Back when I first started freelancing, it was easy to live up to the ideal–I didn’t actually have any work to do. I occasionally locked myself in my room and sewed clothes or made collage art, and took pleasure in telling the college kid calling for alumni giving that I, an Ivy League grad, was unemployed. But I could be lured out for a drink pretty much any time anyone asked, provided I could scrape together some quarters.
But over the years, I’ve acquired some occasional responsibilities. But my public persona–which I modeled after the newspaper editor in The Sun Also Rises, who takes it as a point of pride to never appear to be working–was not dealing well with the strain.
Part of this was also a space-management issue–at least for the past couple of years, ever since I got a love interest but lost a room of my own.

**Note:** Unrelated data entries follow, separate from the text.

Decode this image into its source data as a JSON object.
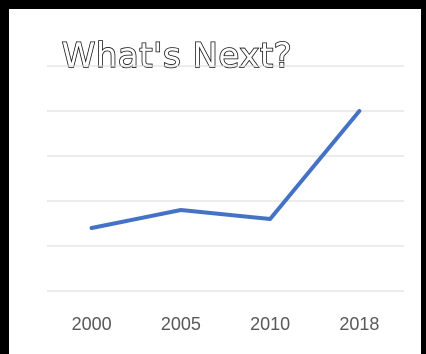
{
  "chart_data": {
    "type": "line",
    "title": "What's Next?",
    "xlabel": "",
    "ylabel": "",
    "categories": [
      "2000",
      "2005",
      "2010",
      "2018"
    ],
    "series": [
      {
        "values": [
          1.4,
          1.8,
          1.6,
          4.0
        ]
      }
    ],
    "ylim": [
      0,
      5
    ],
    "grid": true,
    "legend": "none",
    "colors": {
      "line": "#4472C4",
      "grid": "#D9D9D9",
      "axis": "#D9D9D9",
      "tick_label": "#595959",
      "title_fill": "#FFFFFF",
      "title_stroke": "#111111",
      "frame": "#000000"
    }
  }
}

See, travel-guide writing isn’t writing. It’s data management, and even though I’m pretty good at that, I still get hysterical when I sit down to work and discover that one of my carefully sorted piles of business cards got mixed in with the morning paper. I also get hysterical when I want to stop working for the day, but everywhere I look, there are freakin’ business cards, notes and maps…and is that a little slip of paper about to slide into the couch cushion and be lost for good?!
But two weeks ago, Peter and I reshuffled the house, and I got a room of my own again! With a door that shuts! I know I shouldn’t gloat (especially since, as I’ve mentioned, I have a pantry as well), but wow, my life has changed in ways I didn’t even expect. I no longer drift, like the Flying Dutchman, across the howling seas of the living room, dining room and sort of half-assed dressing room. I am not a feral worker.
I am a real worker! For two weeks, I woke up at 9:30, sat down to work by 11am, and worked for eight hours straight. (Oh, and then, like 13 hours straight on the last day, but whatever.)
Even though it’s the thing I’ve been avoiding for seven years, I kinda liked it.
I wonder how long this feeling will last?